The Village

Saturday, August 11, 2007


M. Night Shyamalan is such a frustrating director. Here’s a man with a few of the skills necessary to be an exceptional filmmaker – he has a good eye, an ability to create mood and he usually comes up with interesting concepts – but he keeps pissing it away on pieces of crap. He just can’t seem to shake off The Sixth Sense – he goes to the well over and over and over again.


But what makes it even worse is Shyamalan’s inflated self-opinion. He really does think he’s making works of art rather than disposable fluff. He really does thinks he’s an auteur rather than a hack. He really does think he’s some sort of magician rather than a con artist. There really is nothing to his films. All he can do is try and attempt to pull the wool over your eyes.


Now I guess someone could look at The Village and say its some sort of comment on modern society – look at the way these people have isolated themselves and tried to revert back to a simpler way of life. Or they could argue that it’s a typical post 9/11 work. Those We Don’t Speak Of (the monsters who surround the woods) could represent a raised fear of outsiders. This is a community that fears it’s under constant threat of attack. But all of this would be to give Shyamalan far too much credit. He simply wants to try and give us a few scares and shout, Robot Chicken-like, ‘What a twist!’


I guess he also wants to pull our heartstrings, but the love story here is laboured and unconvincing. We have a blind girl (Bryce Dallas Howard – who actually is rather good) falling in love with Joaquin Phoenix (who seems to be comatose). But not only do they have little chemistry, but Phoenix is stabbed halfway through the film by a ridiculous retard (played by Adrien Brody), meaning that it’s almost impossible to invest in their relationship.


Having said this, the couple do get one enjoyable moment. There’s a scene early on where Those We Don’t Speak Of attack the village. Ivy (Howard) stands in the doorway, holding out her hand for Lucius (Phoenix). For an agonising amount of time her hand remains empty, and the monster outside is getting closer, but at the last moment Lucius appears and takes her to safety. It’s all shot in slow-motion and it has a poetry to it that the rest of the film sorely lacks. If only Shaymalan could create moments like this more consistently.


But when you think about it the film basically revolves around a resentful half-wit. Here we have a guy who has the hots for Ivy, but because he can’t have her, tries to kill her beau instead. So then Ivy has to scramble through the woods to find medicine for her love. And apart from the crap twist, that’s it. Therefore I think The Village should be retitled When a Retard Loves a Woman. It’s an instruction on not to let horny half-wits try and fall in love with you – the film shows us that the consequences are disastrous.

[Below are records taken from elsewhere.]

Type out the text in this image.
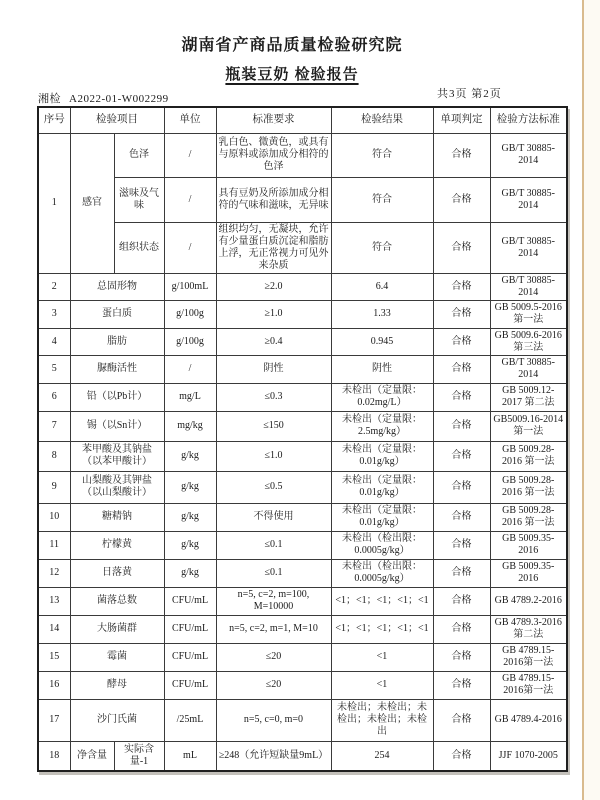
湖南省产商品质量检验研究院
瓶装豆奶 检验报告
湘检 A2022-01-W002299	共3页 第2页
序号	检验项目		单位	标准要求	检验结果	单项判定	检验方法标准
1	感官	色泽	/	乳白色、微黄色，或具有与原料或添加成分相符的色泽	符合	合格	GB/T 30885-2014
		滋味及气味	/	具有豆奶及所添加成分相符的气味和滋味，无异味	符合	合格	GB/T 30885-2014
		组织状态	/	组织均匀，无凝块，允许有少量蛋白质沉淀和脂肪上浮，无正常视力可见外来杂质	符合	合格	GB/T 30885-2014
2	总固形物		g/100mL	≥2.0	6.4	合格	GB/T 30885-2014
3	蛋白质		g/100g	≥1.0	1.33	合格	GB 5009.5-2016第一法
4	脂肪		g/100g	≥0.4	0.945	合格	GB 5009.6-2016第三法
5	脲酶活性		/	阴性	阴性	合格	GB/T 30885-2014
6	铅（以Pb计）		mg/L	≤0.3	未检出（定量限：0.02mg/L）	合格	GB 5009.12-2017 第二法
7	锡（以Sn计）		mg/kg	≤150	未检出（定量限：2.5mg/kg）	合格	GB5009.16-2014第一法
8	苯甲酸及其钠盐（以苯甲酸计）		g/kg	≤1.0	未检出（定量限：0.01g/kg）	合格	GB 5009.28-2016 第一法
9	山梨酸及其钾盐（以山梨酸计）		g/kg	≤0.5	未检出（定量限：0.01g/kg）	合格	GB 5009.28-2016 第一法
10	糖精钠		g/kg	不得使用	未检出（定量限：0.01g/kg）	合格	GB 5009.28-2016 第一法
11	柠檬黄		g/kg	≤0.1	未检出（检出限：0.0005g/kg）	合格	GB 5009.35-2016
12	日落黄		g/kg	≤0.1	未检出（检出限：0.0005g/kg）	合格	GB 5009.35-2016
13	菌落总数		CFU/mL	n=5, c=2, m=100, M=10000	<1；<1；<1；<1；<1	合格	GB 4789.2-2016
14	大肠菌群		CFU/mL	n=5, c=2, m=1, M=10	<1；<1；<1；<1；<1	合格	GB 4789.3-2016第二法
15	霉菌		CFU/mL	≤20	<1	合格	GB 4789.15-2016第一法
16	酵母		CFU/mL	≤20	<1	合格	GB 4789.15-2016第一法
17	沙门氏菌		/25mL	n=5, c=0, m=0	未检出；未检出；未检出；未检出；未检出	合格	GB 4789.4-2016
18	净含量	实际含量-1	mL	≥248（允许短缺量9mL）	254	合格	JJF 1070-2005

But such is Shaymalan’s pomposity that he tries to turn the half-wit’s demise into a tragedy. You see, after we’re told that the village is actually set in the here and now and that Those We Don’t Speak Of are really men in suits, the imbecile, seemingly by magic or lacklustre writing, appropriates one of these suits and follows Ivy into the woods. He terrifies her a little bit but the cunning lass leads him into a trap and kills him. In his final shot we see him lying broken on the floor, his face revealed and his body still covered by the costume. Shaymalan obviously wants to show us that he’s become half man half beast – look at how the horn has corrupted this poor imbecile – and asks us to feel pity, but I couldn’t care less. The moron got what he deserved.


However, I must point out that the village idiot is actually present in one the film’s other good scenes. The moment when he stabs Lucius is well filmed. I like the way the camera creeps up on Lucius as his back is turned to the moron. You know something is going to happen and you’re expecting a typical Shaymalan cheap shot. But instead there’s no attempt to make you jump. Simply the next thing you know Lucius has a knife in his belly. And it’s a bit of a surprise, when Lucius falls to the floor, that the idiot continues stabbing him. It’s quite brutal for a PG-13.


But although this is quite well done, everything else is poorly handled. The twist, for instance, comes far too early and lands with a dull thud. Plus, to find out that Those We Don’t Speak Of are men in suits at such an early juncture renders the final third without tension. Of course, Shaymalan tries to suggest that there actually might be real monsters in the woods, but it’s a feeble effort to try and keep our interest.


Then you have Shaymalan turning up himself in an acting role. Just hearing his squeaky, obnoxious voice is enough to bring me out in hives. You can feel the arrogance and the self-importance seeping from every poorly delivered line. When did this guy get it in his head that he can act? He can’t. He makes Roger Moore look like Robert De Niro.


Plus Shaymalan think he’s a talented writer. He’s not. Structurally the film’s a mess and all the dialogue is stilted and juvenile. And somehow he manages to wrest an awful performance from Sigourney Weaver – something I thought was impossible. If only Shaymalan left the writing to others and stopped being so precious he might make a serviceable hack.